I think that I can set my noble friend's mind at rest. The Electricity Consumers' Council already exists. These clauses simply put it on a statutory basis and, therefore, put it on the same basis as other consumer councils. We discovered when looking at the Bill that the Electricity Consumers' Council was the only one that was not statutory. All the area boards in point of fact have statutory consumer councils, and it is only this body that is left out. So that was our reason for doing it.

Statutory authority will increase the Electricity Consumers' Council's authority with the electricity supply industry and with the 12 area electricity consultative councils. The clauses will not entail any increase in the level of funding provided by the Government and it is expected that the ECC's workload will remain largely unchanged.

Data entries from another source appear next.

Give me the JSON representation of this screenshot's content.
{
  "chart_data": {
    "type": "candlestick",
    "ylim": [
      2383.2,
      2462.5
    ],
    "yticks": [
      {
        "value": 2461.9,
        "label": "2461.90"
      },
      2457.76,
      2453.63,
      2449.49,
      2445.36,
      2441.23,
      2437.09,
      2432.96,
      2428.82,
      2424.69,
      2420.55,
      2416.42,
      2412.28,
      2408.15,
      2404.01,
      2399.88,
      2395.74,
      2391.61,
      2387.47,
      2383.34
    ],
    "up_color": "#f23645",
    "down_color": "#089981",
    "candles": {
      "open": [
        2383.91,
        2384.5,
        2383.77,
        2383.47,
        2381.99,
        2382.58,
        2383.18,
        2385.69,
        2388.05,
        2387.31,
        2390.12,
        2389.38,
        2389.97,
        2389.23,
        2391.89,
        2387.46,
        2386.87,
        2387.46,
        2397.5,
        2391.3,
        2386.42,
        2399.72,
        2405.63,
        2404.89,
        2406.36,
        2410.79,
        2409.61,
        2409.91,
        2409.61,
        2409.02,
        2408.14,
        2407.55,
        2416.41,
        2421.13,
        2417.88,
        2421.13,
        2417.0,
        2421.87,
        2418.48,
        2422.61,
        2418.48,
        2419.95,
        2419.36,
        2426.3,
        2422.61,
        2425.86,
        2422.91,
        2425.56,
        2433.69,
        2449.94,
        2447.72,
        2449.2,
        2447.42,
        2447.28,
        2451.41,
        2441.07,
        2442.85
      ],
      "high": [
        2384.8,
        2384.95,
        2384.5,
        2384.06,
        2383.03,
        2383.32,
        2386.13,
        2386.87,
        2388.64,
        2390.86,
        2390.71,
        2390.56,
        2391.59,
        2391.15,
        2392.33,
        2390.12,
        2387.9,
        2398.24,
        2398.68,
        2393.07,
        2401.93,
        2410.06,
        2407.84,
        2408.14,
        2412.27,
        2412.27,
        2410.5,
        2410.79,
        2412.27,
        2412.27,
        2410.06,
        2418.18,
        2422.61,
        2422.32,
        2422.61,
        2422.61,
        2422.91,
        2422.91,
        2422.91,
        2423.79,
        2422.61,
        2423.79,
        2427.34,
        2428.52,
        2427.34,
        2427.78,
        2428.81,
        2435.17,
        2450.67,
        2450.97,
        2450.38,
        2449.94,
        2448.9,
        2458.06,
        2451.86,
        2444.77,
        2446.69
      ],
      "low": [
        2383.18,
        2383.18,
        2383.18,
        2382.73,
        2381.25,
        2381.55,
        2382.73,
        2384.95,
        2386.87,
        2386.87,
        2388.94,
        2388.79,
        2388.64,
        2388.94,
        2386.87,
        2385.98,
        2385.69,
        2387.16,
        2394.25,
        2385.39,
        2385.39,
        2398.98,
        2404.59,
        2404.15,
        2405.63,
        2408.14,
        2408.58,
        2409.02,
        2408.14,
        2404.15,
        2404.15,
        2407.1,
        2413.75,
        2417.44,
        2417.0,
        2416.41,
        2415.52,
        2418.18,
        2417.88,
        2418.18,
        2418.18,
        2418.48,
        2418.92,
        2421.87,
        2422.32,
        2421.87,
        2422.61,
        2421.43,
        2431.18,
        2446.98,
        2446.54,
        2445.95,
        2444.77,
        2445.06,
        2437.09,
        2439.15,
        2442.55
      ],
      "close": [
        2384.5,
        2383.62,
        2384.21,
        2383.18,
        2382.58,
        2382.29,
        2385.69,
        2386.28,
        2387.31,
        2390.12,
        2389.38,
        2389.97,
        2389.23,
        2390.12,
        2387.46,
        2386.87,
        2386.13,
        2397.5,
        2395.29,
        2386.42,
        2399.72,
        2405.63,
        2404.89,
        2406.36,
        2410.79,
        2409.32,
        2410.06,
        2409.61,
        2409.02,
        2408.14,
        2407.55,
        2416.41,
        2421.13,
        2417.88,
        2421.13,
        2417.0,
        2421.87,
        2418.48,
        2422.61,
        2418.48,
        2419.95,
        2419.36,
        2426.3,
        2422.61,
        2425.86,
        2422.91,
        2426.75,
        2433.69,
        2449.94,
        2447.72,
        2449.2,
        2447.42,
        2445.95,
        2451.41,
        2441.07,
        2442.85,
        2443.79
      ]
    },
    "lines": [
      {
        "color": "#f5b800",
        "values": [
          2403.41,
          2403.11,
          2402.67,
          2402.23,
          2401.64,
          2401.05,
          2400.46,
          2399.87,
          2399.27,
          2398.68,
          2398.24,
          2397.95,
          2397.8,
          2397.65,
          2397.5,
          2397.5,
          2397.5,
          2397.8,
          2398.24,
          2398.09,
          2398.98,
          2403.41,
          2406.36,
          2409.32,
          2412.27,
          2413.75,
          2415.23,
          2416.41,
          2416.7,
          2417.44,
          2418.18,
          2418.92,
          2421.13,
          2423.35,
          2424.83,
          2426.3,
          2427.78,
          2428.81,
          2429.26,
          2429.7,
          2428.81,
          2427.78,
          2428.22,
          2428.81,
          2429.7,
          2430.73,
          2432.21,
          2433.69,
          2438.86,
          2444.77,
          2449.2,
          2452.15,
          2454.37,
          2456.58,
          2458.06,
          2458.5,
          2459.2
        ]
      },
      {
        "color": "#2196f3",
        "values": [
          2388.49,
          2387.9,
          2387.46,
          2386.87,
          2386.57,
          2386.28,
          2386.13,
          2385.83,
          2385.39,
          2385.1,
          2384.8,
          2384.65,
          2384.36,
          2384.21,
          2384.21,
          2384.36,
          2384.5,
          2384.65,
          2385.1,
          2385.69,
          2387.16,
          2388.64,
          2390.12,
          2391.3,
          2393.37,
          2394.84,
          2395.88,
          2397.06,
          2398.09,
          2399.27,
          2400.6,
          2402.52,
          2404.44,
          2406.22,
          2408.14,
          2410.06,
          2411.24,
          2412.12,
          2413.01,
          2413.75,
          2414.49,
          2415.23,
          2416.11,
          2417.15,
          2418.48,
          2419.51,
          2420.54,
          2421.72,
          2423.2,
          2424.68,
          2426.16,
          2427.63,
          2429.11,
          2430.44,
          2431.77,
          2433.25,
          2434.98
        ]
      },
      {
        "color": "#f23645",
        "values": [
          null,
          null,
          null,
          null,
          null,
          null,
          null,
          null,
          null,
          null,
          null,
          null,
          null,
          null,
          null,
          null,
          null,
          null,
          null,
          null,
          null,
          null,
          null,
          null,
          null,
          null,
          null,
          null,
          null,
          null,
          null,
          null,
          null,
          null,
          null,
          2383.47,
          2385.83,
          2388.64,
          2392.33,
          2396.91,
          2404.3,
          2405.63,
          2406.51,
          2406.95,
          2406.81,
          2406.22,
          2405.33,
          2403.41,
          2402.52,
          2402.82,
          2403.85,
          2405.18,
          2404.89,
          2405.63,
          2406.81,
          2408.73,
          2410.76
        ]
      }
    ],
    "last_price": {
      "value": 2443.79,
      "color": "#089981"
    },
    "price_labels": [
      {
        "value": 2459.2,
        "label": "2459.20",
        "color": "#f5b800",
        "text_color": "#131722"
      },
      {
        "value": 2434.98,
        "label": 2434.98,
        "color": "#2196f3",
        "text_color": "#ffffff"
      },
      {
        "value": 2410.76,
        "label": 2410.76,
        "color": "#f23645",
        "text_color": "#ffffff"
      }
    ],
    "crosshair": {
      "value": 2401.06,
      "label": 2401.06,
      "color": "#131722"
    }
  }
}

The clause reflects the precedents established in the statutes establishing the area electricity consultative councils and the national consumers' councils. With that, I hope that I have set my noble friend's mind at rest.

Lord Renton

I am much obliged. One just wonders how it is, therefore, that the Electricity Consumers' Council—which, as my noble friend has pointed out and as I did not realise, already exists—has managed to derive statutory authority for the expenditure which it has incurred. No doubt some way of getting round that lack of statutory authority has been found, and nothing unlawful has been done. I am grateful to my noble friend for his explanation.

Clause 21 agreed to.

Clauses 22 to 38 agreed to.

Schedules 1 and 2 agreed to.

Schedule 3 [Electricity: minor and consequential amendments]:

Lord Strabolgi moved Amendment No. 9:

Page 30, line 39, at end insert—

("Control of Pollution Act 1974

1974 c. 40. 11A. In section 21(1) of the Control of Pollution Act 1974, after the words "or otherwise dispose of any heat" there shall be inserted the words "or electricity".

Local Government (Miscellaneous Provisions) Act 1976

1976 c. 57. 11B. In section 11(1) of the Local Government (Miscellaneous Provisions) Act 1976, after the words "or otherwise dispose of heat" there shall be inserted the words "or electricity".").

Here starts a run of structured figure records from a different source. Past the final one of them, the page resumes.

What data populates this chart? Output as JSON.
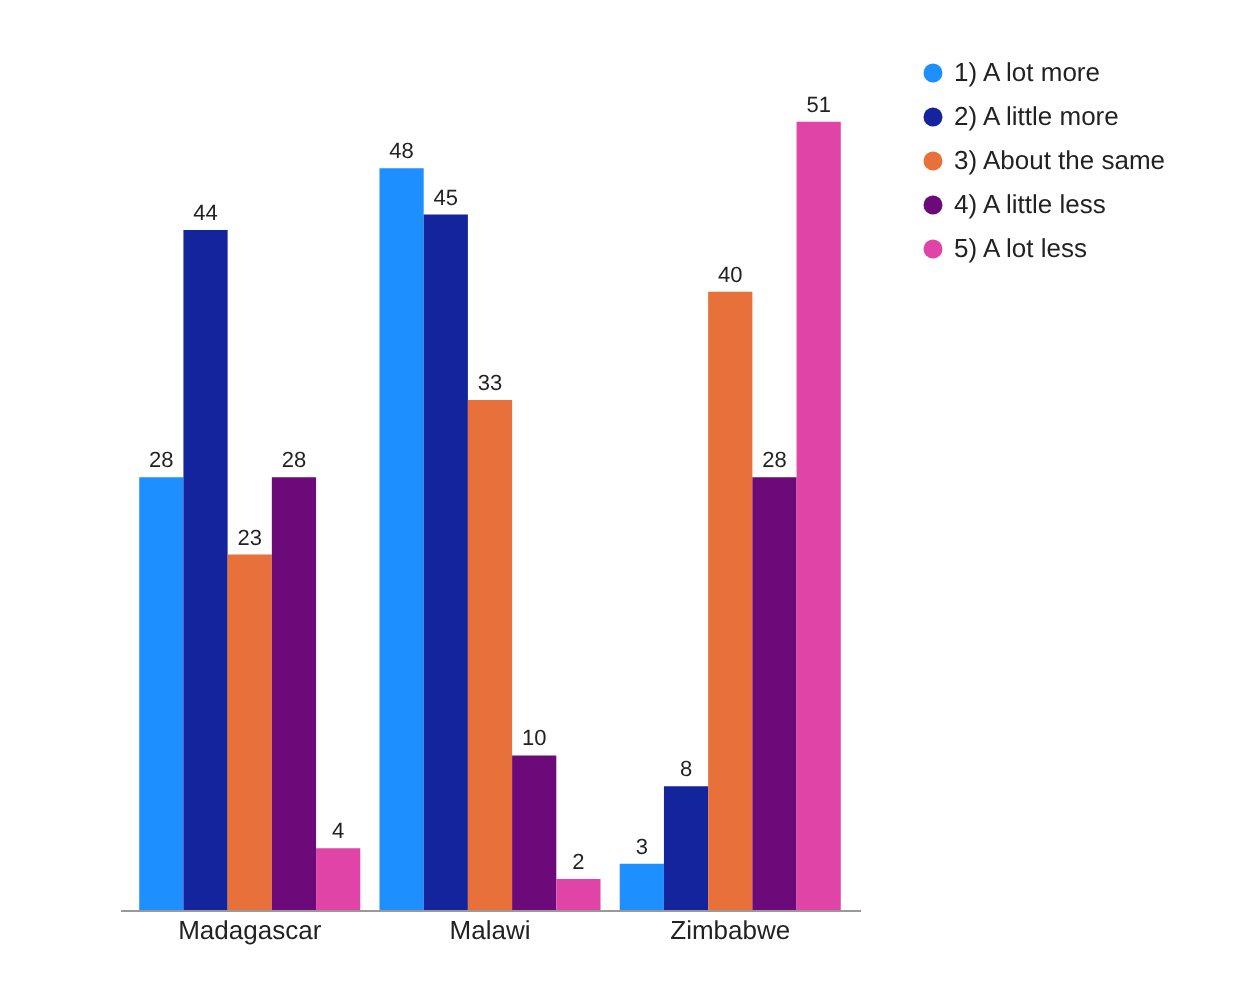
{
  "chart_data": {
    "type": "bar",
    "categories": [
      "Madagascar",
      "Malawi",
      "Zimbabwe"
    ],
    "series": [
      {
        "name": "1) A lot more",
        "color": "#1e8fff",
        "values": [
          28,
          48,
          3
        ]
      },
      {
        "name": "2) A little more",
        "color": "#14249c",
        "values": [
          44,
          45,
          8
        ]
      },
      {
        "name": "3) About the same",
        "color": "#e8703a",
        "values": [
          23,
          33,
          40
        ]
      },
      {
        "name": "4) A little less",
        "color": "#6b0a78",
        "values": [
          28,
          10,
          28
        ]
      },
      {
        "name": "5) A lot less",
        "color": "#e044a7",
        "values": [
          4,
          2,
          51
        ]
      }
    ],
    "data_labels": true,
    "legend": "right",
    "grid": false
  }
}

The noble Lord said: This amendment is consequential on Amendment No. 1. I beg leave to move it formally so that it appears in the official record. I beg leave to withdraw the amendment.

Amendment, by leave, withdrawn.

Schedule 3 agreed to.

Schedule 4 [Enactments repealed]:

Lord Strabolgi moved Amendment No. 10:

Page 33, line 56, at end insert—

("1974 c. 40. The Control of Pollution Act 1974. In section 21 the words "in connection with the installation, but shall not use any of it elsewhere".").

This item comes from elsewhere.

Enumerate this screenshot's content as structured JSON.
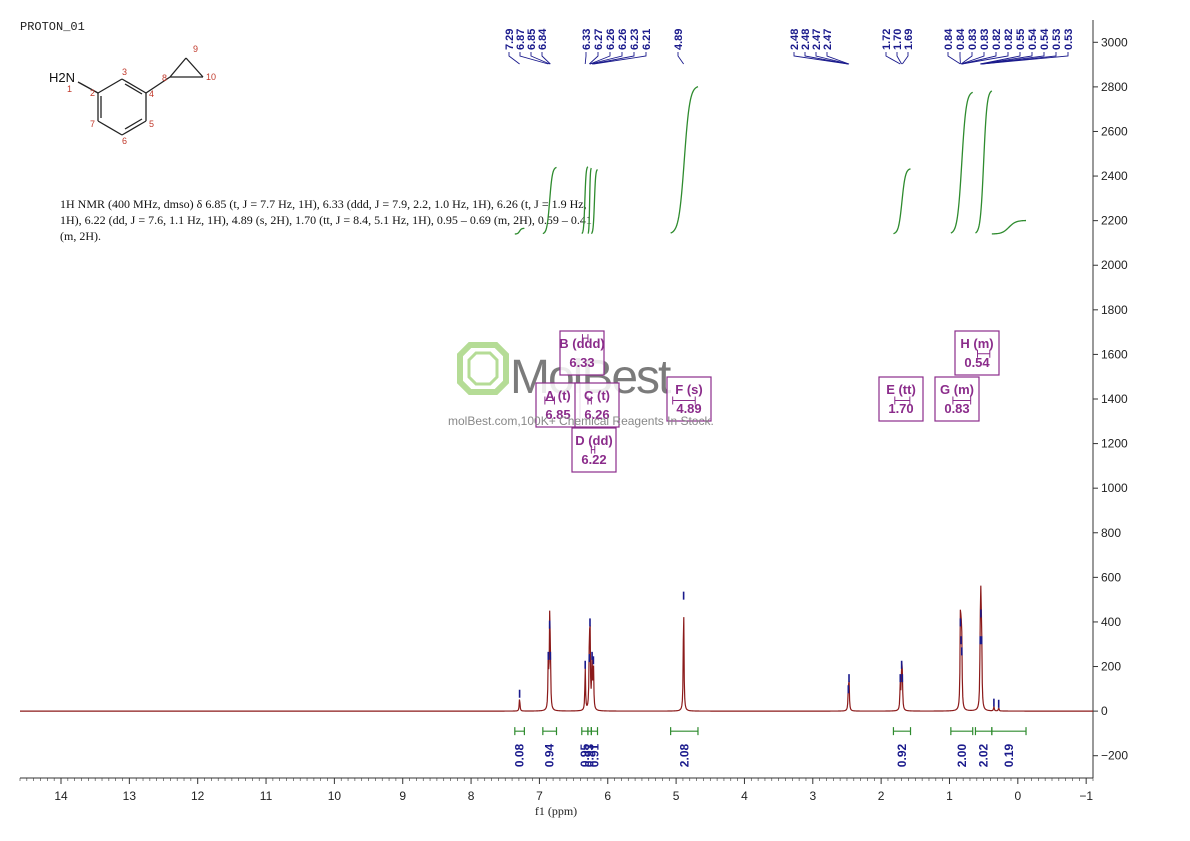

The noble Lord said: This amendment is consequential on Amendment No. 4. I beg leave to move it formally for the same reason. I beg leave to withdraw the amendment.

Amendment, by leave, withdrawn.

Lord Strabolgi moved Amendment No. 11:

Page 33, line 56, at end insert—

("1974 c. 40. The Control of Pollution Act 1974. In section 21, the words "subject to sub-sections (2) and (3) of this section" in sub-section (1); sub-sections (2) and (3).
"1976 c. 57. The Local Government (Miscellaneous Provisions) Act 1976. In section 11, the words "subject to sub-sections (2) and (3) of this section" in sub-section (1); sub-sections (2) and (3); and the words "(except the restrictions imposed by subsection (3))" in sub-section (7).").

The noble Lord said: I beg leave to move Amendment No.11. This is consequential on Amendment No.1. I ask for the indulgence of the Committee in explaining that I am moving these amendments formally because, unless they are moved, they do not appear in Hansard at all. This is particularly important because, if there are several amendments that are linked and a decision is taken on the first, which may consist of one word or two words, none of the other amendments appear at all in Hansard and they will mean very little to people outside the Committee. Therefore, with your Lordships' permission, I beg leave to move this amendment formally. I beg leave to withdraw the amendment.

Amendment, by leave, withdrawn.

Schedule 4 agreed to.

House resumed: Bill reported without amendment.